China Unicom said that some people signed bundle service contracts, which include iPhones and related 3G services. But some members of the public have resold the mobile phones and the services at a high price - even higher than the total value of the service bundle, which disturbs the market order.

Xiang said that China Unicom's iPhone 4 service bundle includes an iPhone 4 and 5,880 yuan ($881.89) deposit. The iPhone 4 reaches a price of around 6,000 yuan ($899.89) on the black market, and the services valued 5,880 yuan($881.89) can also be sold to other China Unicom users.

As China Unicom is the sole partner of iPhone in China, domestically sold iPhones are expected to belong to China Unicom's network.

However, China Unicom does not manage to maintain complete control over the market due to iPhones from unknown sources. This gives China Mobile opportunities to compete in this area even though China Mobile can provide iPhone users with only 2G services due to a different 3G standard.

China Unicom and iPhone use the 3G standard of WCDMA (Wideband Code Division Multiple Access), while China Mobile uses homegrown 3G standard TD-SCDMA (Time Division-Synchronous Code Division Multiple Access).

Li Gang, vice president of China Unicom, said that 1.5 million units of iPhones have been imported into China, 30 percent of which don't run on China Unicom. Taking smuggled iPhones into account, 70 percent of the iPhones in China are using China Mobile's network.

China Mobile also launched a free SIM card cutting service soon after China Unicom's debut of the iPhone 4 service bundles, which aims to lure China Unicom's iPhone users, according to industry experts. The free SIM card cutting service enables iPhone4 users to use China Mobile's SIM cards, for the SIM cards used in iPhone 4 are smaller than usual.
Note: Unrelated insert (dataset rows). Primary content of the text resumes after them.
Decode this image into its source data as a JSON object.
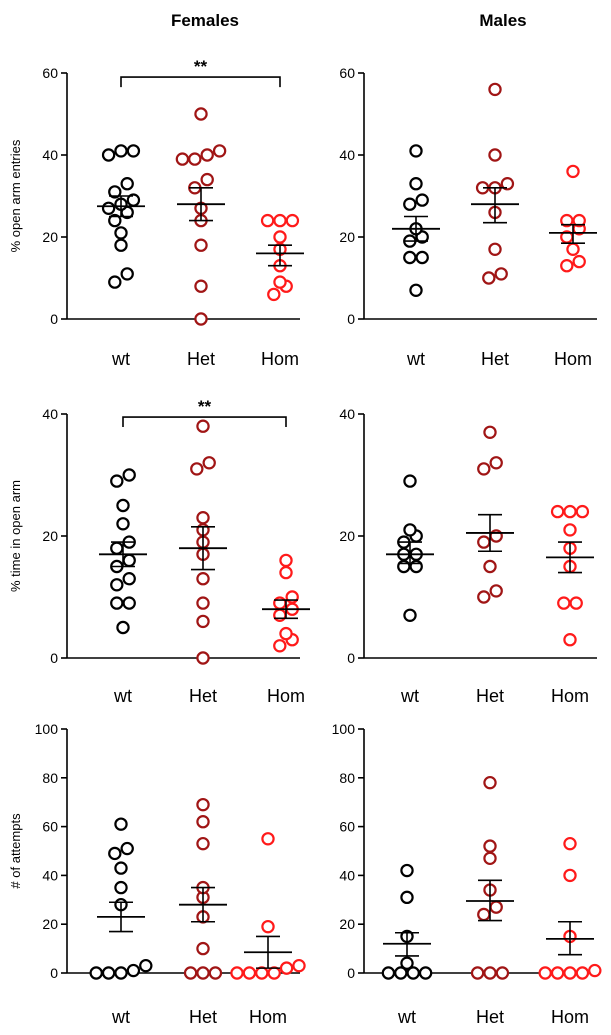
{
  "column_titles": [
    "Females",
    "Males"
  ],
  "colors": {
    "wt": "#000000",
    "Het": "#a01515",
    "Hom": "#ff1a1a"
  },
  "chart_data": [
    {
      "type": "scatter",
      "panel": "females-open-arm-entries",
      "ylabel": "% open arm entries",
      "ylim": [
        0,
        60
      ],
      "yticks": [
        0,
        20,
        40,
        60
      ],
      "categories": [
        "wt",
        "Het",
        "Hom"
      ],
      "series": [
        {
          "category": "wt",
          "values": [
            9,
            11,
            18,
            21,
            24,
            26,
            27,
            28,
            29,
            31,
            33,
            40,
            41,
            41
          ],
          "mean": 27.5,
          "sem_bar": [
            25,
            30
          ]
        },
        {
          "category": "Het",
          "values": [
            0,
            8,
            18,
            24,
            27,
            32,
            34,
            39,
            39,
            40,
            41,
            50
          ],
          "mean": 28,
          "sem_bar": [
            24,
            32
          ]
        },
        {
          "category": "Hom",
          "values": [
            6,
            8,
            9,
            13,
            17,
            20,
            24,
            24,
            24
          ],
          "mean": 16,
          "sem_bar": [
            13,
            18
          ]
        }
      ],
      "significance": {
        "from": "wt",
        "to": "Hom",
        "label": "**",
        "y": 59
      }
    },
    {
      "type": "scatter",
      "panel": "males-open-arm-entries",
      "ylabel": "",
      "ylim": [
        0,
        60
      ],
      "yticks": [
        0,
        20,
        40,
        60
      ],
      "categories": [
        "wt",
        "Het",
        "Hom"
      ],
      "series": [
        {
          "category": "wt",
          "values": [
            7,
            15,
            15,
            19,
            20,
            22,
            28,
            29,
            33,
            41
          ],
          "mean": 22,
          "sem_bar": [
            19,
            25
          ]
        },
        {
          "category": "Het",
          "values": [
            10,
            11,
            17,
            26,
            32,
            32,
            33,
            40,
            56
          ],
          "mean": 28,
          "sem_bar": [
            23.5,
            32
          ]
        },
        {
          "category": "Hom",
          "values": [
            13,
            14,
            17,
            20,
            22,
            24,
            24,
            36
          ],
          "mean": 21,
          "sem_bar": [
            18.5,
            23
          ]
        }
      ]
    },
    {
      "type": "scatter",
      "panel": "females-time-in-open-arm",
      "ylabel": "% time in open arm",
      "ylim": [
        0,
        40
      ],
      "yticks": [
        0,
        20,
        40
      ],
      "categories": [
        "wt",
        "Het",
        "Hom"
      ],
      "series": [
        {
          "category": "wt",
          "values": [
            5,
            9,
            9,
            12,
            13,
            15,
            16,
            18,
            19,
            22,
            25,
            29,
            30
          ],
          "mean": 17,
          "sem_bar": [
            15,
            19
          ]
        },
        {
          "category": "Het",
          "values": [
            0,
            6,
            9,
            13,
            17,
            19,
            21,
            23,
            31,
            32,
            38
          ],
          "mean": 18,
          "sem_bar": [
            14.5,
            21.5
          ]
        },
        {
          "category": "Hom",
          "values": [
            2,
            3,
            4,
            7,
            8,
            9,
            10,
            14,
            16
          ],
          "mean": 8,
          "sem_bar": [
            6.5,
            9.5
          ]
        }
      ],
      "significance": {
        "from": "wt",
        "to": "Hom",
        "label": "**",
        "y": 39.5
      }
    },
    {
      "type": "scatter",
      "panel": "males-time-in-open-arm",
      "ylabel": "",
      "ylim": [
        0,
        40
      ],
      "yticks": [
        0,
        20,
        40
      ],
      "categories": [
        "wt",
        "Het",
        "Hom"
      ],
      "series": [
        {
          "category": "wt",
          "values": [
            7,
            15,
            15,
            17,
            17,
            19,
            20,
            21,
            29
          ],
          "mean": 17,
          "sem_bar": [
            15.5,
            19
          ]
        },
        {
          "category": "Het",
          "values": [
            10,
            11,
            15,
            19,
            20,
            31,
            32,
            37
          ],
          "mean": 20.5,
          "sem_bar": [
            17.5,
            23.5
          ]
        },
        {
          "category": "Hom",
          "values": [
            3,
            9,
            9,
            15,
            18,
            21,
            24,
            24,
            24
          ],
          "mean": 16.5,
          "sem_bar": [
            14,
            19
          ]
        }
      ]
    },
    {
      "type": "scatter",
      "panel": "females-attempts",
      "ylabel": "# of attempts",
      "ylim": [
        0,
        100
      ],
      "yticks": [
        0,
        20,
        40,
        60,
        80,
        100
      ],
      "categories": [
        "wt",
        "Het",
        "Hom"
      ],
      "series": [
        {
          "category": "wt",
          "values": [
            0,
            0,
            0,
            1,
            3,
            28,
            35,
            43,
            49,
            51,
            61
          ],
          "mean": 23,
          "sem_bar": [
            17,
            29
          ]
        },
        {
          "category": "Het",
          "values": [
            0,
            0,
            0,
            10,
            23,
            31,
            35,
            53,
            62,
            69
          ],
          "mean": 28,
          "sem_bar": [
            21,
            35
          ]
        },
        {
          "category": "Hom",
          "values": [
            0,
            0,
            0,
            0,
            2,
            3,
            19,
            55
          ],
          "mean": 8.5,
          "sem_bar": [
            2,
            15
          ]
        }
      ]
    },
    {
      "type": "scatter",
      "panel": "males-attempts",
      "ylabel": "",
      "ylim": [
        0,
        100
      ],
      "yticks": [
        0,
        20,
        40,
        60,
        80,
        100
      ],
      "categories": [
        "wt",
        "Het",
        "Hom"
      ],
      "series": [
        {
          "category": "wt",
          "values": [
            0,
            0,
            0,
            0,
            4,
            15,
            31,
            42
          ],
          "mean": 12,
          "sem_bar": [
            7,
            16.5
          ]
        },
        {
          "category": "Het",
          "values": [
            0,
            0,
            0,
            24,
            27,
            34,
            47,
            52,
            78
          ],
          "mean": 29.5,
          "sem_bar": [
            21.5,
            38
          ]
        },
        {
          "category": "Hom",
          "values": [
            0,
            0,
            0,
            0,
            1,
            15,
            40,
            53
          ],
          "mean": 14,
          "sem_bar": [
            7.5,
            21
          ]
        }
      ]
    }
  ]
}
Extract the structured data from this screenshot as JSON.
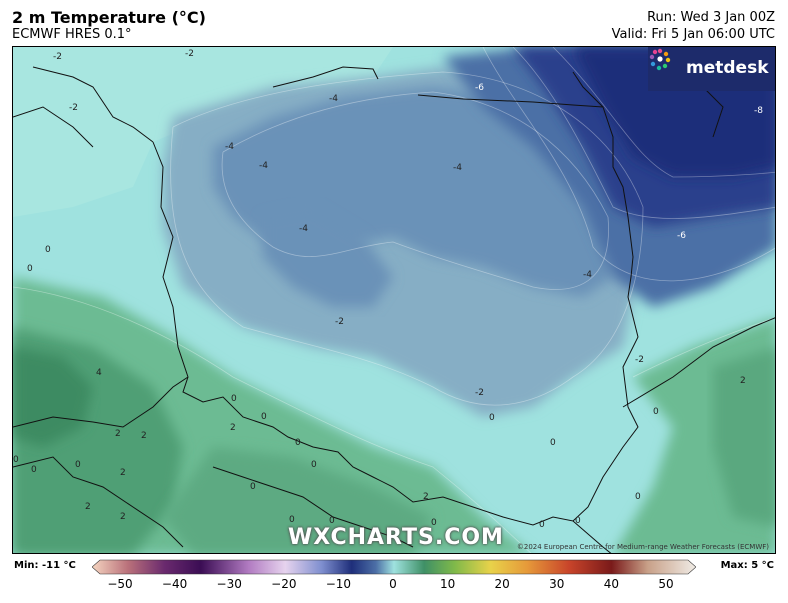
{
  "header": {
    "title": "2 m Temperature (°C)",
    "model": "ECMWF HRES 0.1°",
    "run": "Run: Wed 3 Jan 00Z",
    "valid": "Valid: Fri 5 Jan 06:00 UTC"
  },
  "logo": {
    "text": "metdesk"
  },
  "watermark": "WXCHARTS.COM",
  "copyright": "©2024 European Centre for Medium-range Weather Forecasts (ECMWF)",
  "colorbar": {
    "min_label": "Min: -11 °C",
    "max_label": "Max: 5 °C",
    "ticks": [
      "−50",
      "−40",
      "−30",
      "−20",
      "−10",
      "0",
      "10",
      "20",
      "30",
      "40",
      "50"
    ]
  },
  "contour_labels": [
    "-2",
    "-2",
    "-2",
    "-4",
    "-4",
    "-4",
    "-6",
    "-4",
    "-4",
    "-8",
    "-6",
    "-4",
    "-2",
    "-2",
    "-2",
    "0",
    "0",
    "4",
    "0",
    "2",
    "2",
    "2",
    "0",
    "0",
    "0",
    "2",
    "0",
    "0",
    "2",
    "2",
    "0",
    "0",
    "0",
    "0",
    "0",
    "0",
    "0",
    "0",
    "0",
    "2",
    "2",
    "0",
    "0"
  ],
  "colors": {
    "coldest": "#1e2e7a",
    "cold": "#4c6fa6",
    "cool": "#86aec5",
    "near_zero": "#9fe2df",
    "mild": "#5cae87",
    "warm": "#3f9066"
  }
}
China Mobile has also established an iPhone customer service hotline and launched its own iPhone service bundles in some regions.

He Zhengsheng, founding partner of Beijing Honor Base Law Firm, said that China Unicom will violate users' right to fair deals if it uses its strong position to change the service contract arbitrarily, as the new regulation is an imparity clause. Consumers also pay China Unicom fees even if they don't use the services, he added, and the company should be more careful and considerate in making service bundles.
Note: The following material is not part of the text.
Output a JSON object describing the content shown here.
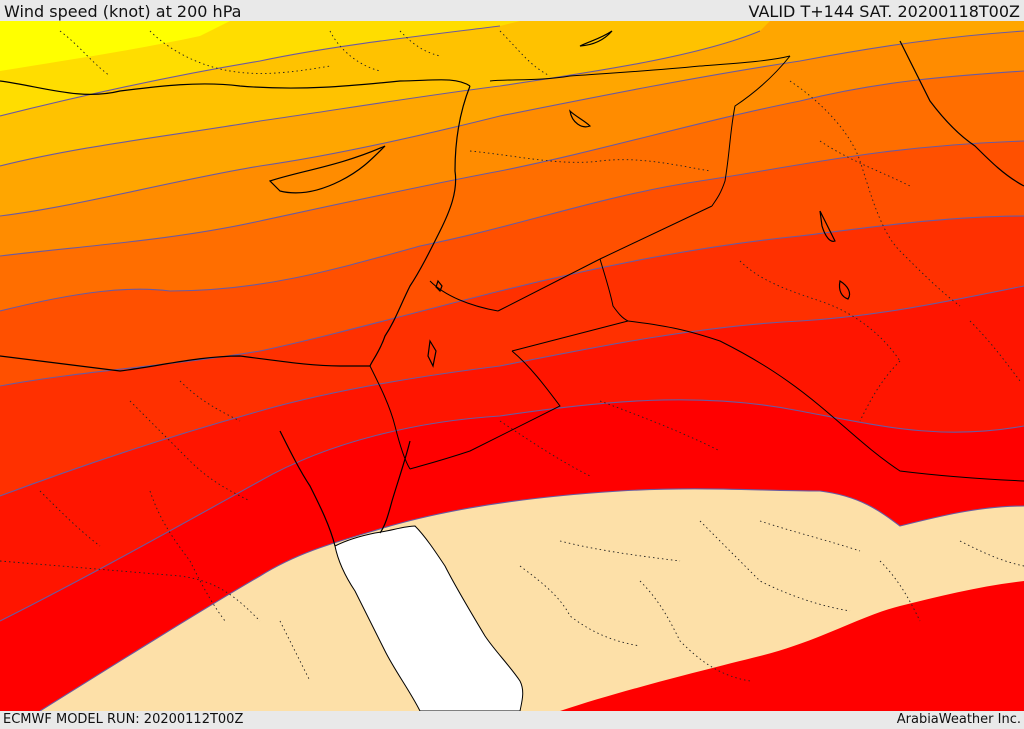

Xiang Ligang said that the new regulation will have no impact on members of the public using China Unicom's services. But those who try to profit by reselling iPhones will be dismayed by the regulation. Xiang suggested that people who really want iPhones and China Mobile services can buy the mobile phones with no services in Apple Stores, or overseas, but no 3G services can be provided by China Mobile.